Fri. Nov 22nd, 2024

Missionary Philip Smethurst believes God wants young adults to embrace the challenges of missionary adventure.

Philip Smethurst knew he was a man on a mission after his conversion as a teen in South Africa. The founder of Overland Missions, an apostolic ministry that resembles a Christian version of the TV show Survivor, wanted to be a missionary, but he was required at age 18 to serve in the military for two years.

As a vehicle commander over a mortar group, Smethurst fought in war-torn Angola, but he still longed to be involved in missions when his military service was over. But leaders of his full-gospel congregation shunned Smethurst’s youthful exuberance, telling him he was too green.

Instead of being embittered, he submitted himself to the tutelage of Leon van Rooyen, a South African minister who led Smethurst to Christ. Smethurst shared with his mentor his desire to preach the gospel in southern and central Africa and beyond, with nothing more than a Bible, backpack and sleeping bag.

With van Rooyen’s blessings, he sold nearly everything he owned for his first trip. He was 21 and had the equivalent of only about $50 as he hitchhiked through three countries asking to speak at churches. Smethurst remembers being allowed to preach for a week at a church in Kariba, Zimbabwe, even though he didn’t have a formal invitation.

“The church had just gone through a split,” Smethurst, now 34, recalls. “By the end of the week, the church had come back together. I taught them who we are in Christ and the significance of redemption in our lives.

“They thanked me, hugged me and wept when I left. It reminded me of the apostle Paul leaving the church leaders in Ephesus. I felt like I was in the book of Acts. My life had significance within the church structure and the purpose of God.”

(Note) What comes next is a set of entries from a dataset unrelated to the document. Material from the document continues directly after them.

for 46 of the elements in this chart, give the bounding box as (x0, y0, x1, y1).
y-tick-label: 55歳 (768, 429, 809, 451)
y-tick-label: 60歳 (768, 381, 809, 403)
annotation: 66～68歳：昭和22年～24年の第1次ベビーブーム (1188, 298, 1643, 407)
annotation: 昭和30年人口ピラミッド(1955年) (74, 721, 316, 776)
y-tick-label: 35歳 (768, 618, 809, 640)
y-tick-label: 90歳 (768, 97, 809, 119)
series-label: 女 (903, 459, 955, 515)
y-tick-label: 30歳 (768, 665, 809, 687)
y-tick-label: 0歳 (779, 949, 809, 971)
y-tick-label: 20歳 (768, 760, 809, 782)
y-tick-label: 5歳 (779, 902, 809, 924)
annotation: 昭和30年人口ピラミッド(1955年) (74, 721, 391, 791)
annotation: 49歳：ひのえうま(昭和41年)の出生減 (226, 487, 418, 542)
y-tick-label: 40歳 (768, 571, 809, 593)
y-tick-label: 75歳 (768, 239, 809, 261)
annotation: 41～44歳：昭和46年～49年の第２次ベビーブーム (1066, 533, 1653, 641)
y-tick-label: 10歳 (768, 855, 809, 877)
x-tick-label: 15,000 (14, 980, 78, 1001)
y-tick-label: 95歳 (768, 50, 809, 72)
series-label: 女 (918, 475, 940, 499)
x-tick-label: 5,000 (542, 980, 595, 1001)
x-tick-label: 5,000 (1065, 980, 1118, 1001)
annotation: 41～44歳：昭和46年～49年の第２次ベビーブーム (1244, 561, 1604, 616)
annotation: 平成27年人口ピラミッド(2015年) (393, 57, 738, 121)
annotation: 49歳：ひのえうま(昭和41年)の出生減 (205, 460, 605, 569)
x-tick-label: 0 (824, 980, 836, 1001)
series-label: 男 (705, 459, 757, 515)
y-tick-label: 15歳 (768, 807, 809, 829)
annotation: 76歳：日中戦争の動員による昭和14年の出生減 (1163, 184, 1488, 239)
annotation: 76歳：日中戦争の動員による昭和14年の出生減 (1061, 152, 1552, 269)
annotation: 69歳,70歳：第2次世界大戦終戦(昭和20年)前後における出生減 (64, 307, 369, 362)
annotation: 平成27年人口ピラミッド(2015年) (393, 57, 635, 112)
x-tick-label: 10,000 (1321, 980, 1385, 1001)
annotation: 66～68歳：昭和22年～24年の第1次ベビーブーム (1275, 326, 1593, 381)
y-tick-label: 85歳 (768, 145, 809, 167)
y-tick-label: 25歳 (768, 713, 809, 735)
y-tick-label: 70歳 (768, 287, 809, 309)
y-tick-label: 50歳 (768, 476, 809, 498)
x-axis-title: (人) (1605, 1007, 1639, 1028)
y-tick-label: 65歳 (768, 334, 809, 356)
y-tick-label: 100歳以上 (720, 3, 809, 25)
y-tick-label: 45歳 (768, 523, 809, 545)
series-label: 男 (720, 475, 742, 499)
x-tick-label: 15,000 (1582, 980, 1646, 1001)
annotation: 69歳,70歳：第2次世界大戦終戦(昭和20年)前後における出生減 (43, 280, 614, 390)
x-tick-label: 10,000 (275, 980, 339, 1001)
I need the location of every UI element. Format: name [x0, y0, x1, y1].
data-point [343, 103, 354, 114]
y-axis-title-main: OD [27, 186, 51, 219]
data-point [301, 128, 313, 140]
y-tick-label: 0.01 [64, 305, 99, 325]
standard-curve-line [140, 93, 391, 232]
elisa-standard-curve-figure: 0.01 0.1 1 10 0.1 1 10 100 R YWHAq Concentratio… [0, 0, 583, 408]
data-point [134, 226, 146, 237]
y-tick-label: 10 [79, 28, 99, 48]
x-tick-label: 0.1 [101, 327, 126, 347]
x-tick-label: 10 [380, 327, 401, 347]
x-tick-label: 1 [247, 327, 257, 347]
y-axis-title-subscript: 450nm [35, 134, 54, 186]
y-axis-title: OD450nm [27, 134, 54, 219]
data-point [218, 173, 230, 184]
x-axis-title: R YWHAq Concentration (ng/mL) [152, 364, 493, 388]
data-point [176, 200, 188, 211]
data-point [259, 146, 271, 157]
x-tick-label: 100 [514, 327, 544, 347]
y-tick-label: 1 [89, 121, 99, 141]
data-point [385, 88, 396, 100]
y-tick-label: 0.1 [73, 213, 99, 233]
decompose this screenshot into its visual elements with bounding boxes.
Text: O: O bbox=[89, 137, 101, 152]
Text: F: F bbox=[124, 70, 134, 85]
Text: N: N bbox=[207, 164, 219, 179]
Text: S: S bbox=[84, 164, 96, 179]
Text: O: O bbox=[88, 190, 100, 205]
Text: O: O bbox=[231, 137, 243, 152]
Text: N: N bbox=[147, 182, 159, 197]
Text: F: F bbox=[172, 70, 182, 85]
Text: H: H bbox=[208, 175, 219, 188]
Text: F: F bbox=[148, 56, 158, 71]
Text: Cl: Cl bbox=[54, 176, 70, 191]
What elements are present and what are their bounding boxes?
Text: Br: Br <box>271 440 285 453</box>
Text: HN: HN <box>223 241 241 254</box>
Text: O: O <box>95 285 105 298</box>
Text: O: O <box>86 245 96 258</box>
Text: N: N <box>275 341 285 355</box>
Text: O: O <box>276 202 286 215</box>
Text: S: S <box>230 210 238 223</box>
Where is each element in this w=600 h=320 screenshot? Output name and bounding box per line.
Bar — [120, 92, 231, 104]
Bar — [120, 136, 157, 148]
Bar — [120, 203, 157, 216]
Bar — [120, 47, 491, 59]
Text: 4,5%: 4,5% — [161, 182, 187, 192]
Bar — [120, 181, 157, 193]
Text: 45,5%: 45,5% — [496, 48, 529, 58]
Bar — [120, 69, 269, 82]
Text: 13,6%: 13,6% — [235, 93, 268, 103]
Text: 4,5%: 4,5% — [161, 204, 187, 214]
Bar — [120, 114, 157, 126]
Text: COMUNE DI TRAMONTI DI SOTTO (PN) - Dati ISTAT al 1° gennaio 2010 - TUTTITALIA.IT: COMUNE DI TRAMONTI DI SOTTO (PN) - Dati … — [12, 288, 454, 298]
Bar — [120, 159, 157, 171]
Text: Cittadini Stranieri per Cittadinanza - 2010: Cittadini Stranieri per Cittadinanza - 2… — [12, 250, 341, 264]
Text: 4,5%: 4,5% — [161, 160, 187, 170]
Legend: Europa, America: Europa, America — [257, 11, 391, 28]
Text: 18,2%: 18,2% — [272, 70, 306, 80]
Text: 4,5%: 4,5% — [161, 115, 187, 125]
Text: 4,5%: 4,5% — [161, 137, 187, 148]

Smethurst says the experience enabled him to see the potential in all young adults of the church. God also showed him a vision of the world turning on its axis and spoke to him from Psalms 2:8, which says, “Ask of Me, and I will make the nations your inheritance, the ends of the earth your possession” (NIV).

“Inheritance and possessions mean a lot to a young adult,” says Smethurst, who has never attended Bible school or seminary. “God solved the need for me to have possessions and inheritance. Possessions were now people, and inheritance was now the nations.”

Gary Montecalvo, 49, senior pastor of Word of Life Christian Church in Merritt Island, Florida, where Smethurst attends, says the young missionary has a “go anywhere, do anything attitude for the gospel.”

“He’s such an extreme visionary,” says Montecalvo, who has known Smethurst for eight years. Smethurst moved to the United States in the early 1990s.

“He goes beyond what most people think and do. You listen to him talk about Overland Missions, and you’ll say, ‘Where is this guy coming from?’

“But I believe he has the ability to instill that vision in young adults. In America, we’re so used to thinking within the box. Phil doesn’t limit himself to that.”

Leslie Leman, who traveled the world for two years with Smethurst when they both were 21-year-old itinerant preachers, says his friend “has what it takes to make a difference in modern missions” and is “a leader for this generation.”

“Philip is a 21st century example of African missionary David Livingstone, who he admires and often quotes,” says Leman, 34, who owns an award-winning bed and breakfast inn in upstate New York. “He’s such a go-getter that he doesn’t mind going underneath an overland truck to fix an oil leak or meet with the president of a country and pray with his wife.”

Leman, an Australia citizen who met Smethurst 12 years ago after completing Bible school, says Overland Missions is an extension of Smethurst’s personality.

“He is an adventurer and a missionary,” says Leman, who was best man in Smethurst’s wedding. “He’s not into big cities and bright lights. He’s into going to the small villages and meeting the people who have not been ministered to. His attitude is a lot of people can’t go to the big crusades. He realizes that we need to go to them with the gospel. We can’t expect them to come to us.”

Smethurst, though, says he wasn’t interested in being married because he wanted to dedicate his life to missions work. However, that changed when in 1997 he met Sharon, the woman he would marry.

“I thought my life was too peculiar, but then I discovered she was also peculiar,” Smethurst says. The two married in 1999. “She shared the same passion for missions and ministry. We’re twins.”

The couple had their first child in August. Their baby girl, Sahara, was born just weeks after Sharon, 32, returned from a five-week Overland Amazon expedition. They expect to make adjustments with the new family addition, but they don’t see giving up God’s call to send out “young apostles” to the nations.

“Our lives will change with the baby, but our purpose for the gospel can’t change,” says Philip, who expects to take their child down the Amazon River next summer for Overland’s annual journey into the region. “It won’t mean less trips. It means we will have to buy more mosquito repellent because getting malaria is the main threat to a child in the Third World.”